Can happen to anyone.

Thx Matt!

The name's Tom, not Matt. How would you like it if I called you "nebula"?

Btw - are you still learning diff forms?

Yeah, my next set of notes is in preparation. I stopped posting to the thread because I was asked to teach a couple of summer courses. They're condensed into 6 weeks, so I didn't have time for anything else.

Keep watching...

 

[quasar987]

Sorry Tom.

I think I'm still missing an important point in your idea though.. in tegrating by parts like you advised I get

\int_{0}^{\infty} x^n e^{-ax^2} dx = \left[-\frac{x^{n-1}}{2a} e^{-ax^2} \right]_0^{\infty} + \frac{n-1}{2a} \int_0^{\infty} x^{n-2} e^{-ax^2} dx

So we can perform the same technique of integration on the last integral, and so on, such that after n/2 times of performing this trick, the integral we have to evaluate is

\int_0^{\infty} e^{-ax^2} dx

But what is that?! the integrator says its a constant times \mbox{Erf}[\sqrt{5}x] The heck is Erf ?

 

[quantumdude]

\int_0^{\infty} e^{-ax^2} dx

But what is that?!

That is perhaps the most famous integral ever taught to students of multivariable calculus, at least in America. It is a standard way to introduce polar coordinates in double integration.

I=\int_0^{\infty} e^{-ax^2} dx

I=\int_0^{\infty} e^{-ay^2} dy

I^2=\int_0^{\infty}\int_0^{\infty} e^{-a(x^2+y^2)} dx

Now convert to polar coordinates and evaluate.

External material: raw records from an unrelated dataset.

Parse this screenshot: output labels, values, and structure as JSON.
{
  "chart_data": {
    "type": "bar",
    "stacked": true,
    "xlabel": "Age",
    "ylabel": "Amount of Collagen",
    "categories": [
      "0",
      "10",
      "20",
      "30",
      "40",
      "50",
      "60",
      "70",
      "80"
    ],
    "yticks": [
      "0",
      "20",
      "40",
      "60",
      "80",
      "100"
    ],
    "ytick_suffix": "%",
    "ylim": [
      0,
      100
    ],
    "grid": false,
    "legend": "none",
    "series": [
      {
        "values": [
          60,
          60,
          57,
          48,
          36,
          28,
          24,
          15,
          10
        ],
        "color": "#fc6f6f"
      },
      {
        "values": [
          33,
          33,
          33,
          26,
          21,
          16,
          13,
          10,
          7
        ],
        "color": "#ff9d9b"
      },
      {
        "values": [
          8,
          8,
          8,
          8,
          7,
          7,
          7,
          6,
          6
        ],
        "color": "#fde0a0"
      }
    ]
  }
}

the integrator says its a constant times \mbox{Erf}[\sqrt{5}x] The heck is Erf ?

Erf(x) is the error function.

 

[quasar987]

RIIIIGHT! I remember browsing my calculus book last year, and for some random reason, I began reading this random problem. And I found it so cute I had to do it, and of course it was proving that this integral is worth \sqrt{\pi}/2 by the method you outlined!

 

[TOKAMAK]

If you want to skip the integration by parts, you can choose to use the differentiation under the integral sign:

\int_{-\infty}^{\infty} x^{n} dx e^{-ax^{2}} = \int_{-\infty}^{\infty} dx \frac{d^{\frac{n}{2}}}{da^{\frac{n}{2}}}(-1)^{\frac{n}{2}}e^{-ax^{2}}

So now you can take the derivative with respect to a out in front:

(-1)^{\frac{n}{2}} \frac{d^{\frac{n}{2}}}{da^{\frac{n}{2}}}\int_{-\infty}^{\infty} dx e^{-ax^{2}}

So, once you've figured out what \int_{-\infty}^{\infty} dx e^{-ax^{2}} is, you could also do it in this way.
Notice of course, that this is only useful if n is even, which I think you stipulated, and if the integral is a definite integral.

 

[quasar987]

I'm not familiar with the use of this method TOKAMAK (I'm not Feynman).

btw, if anyone carried out the problem til the end and want to compare, I arrive at

\sqrt{\frac{\pi}{2^n a^{n+1}}}\prod_{j=1,3,5,...}^{n-1} (n-j)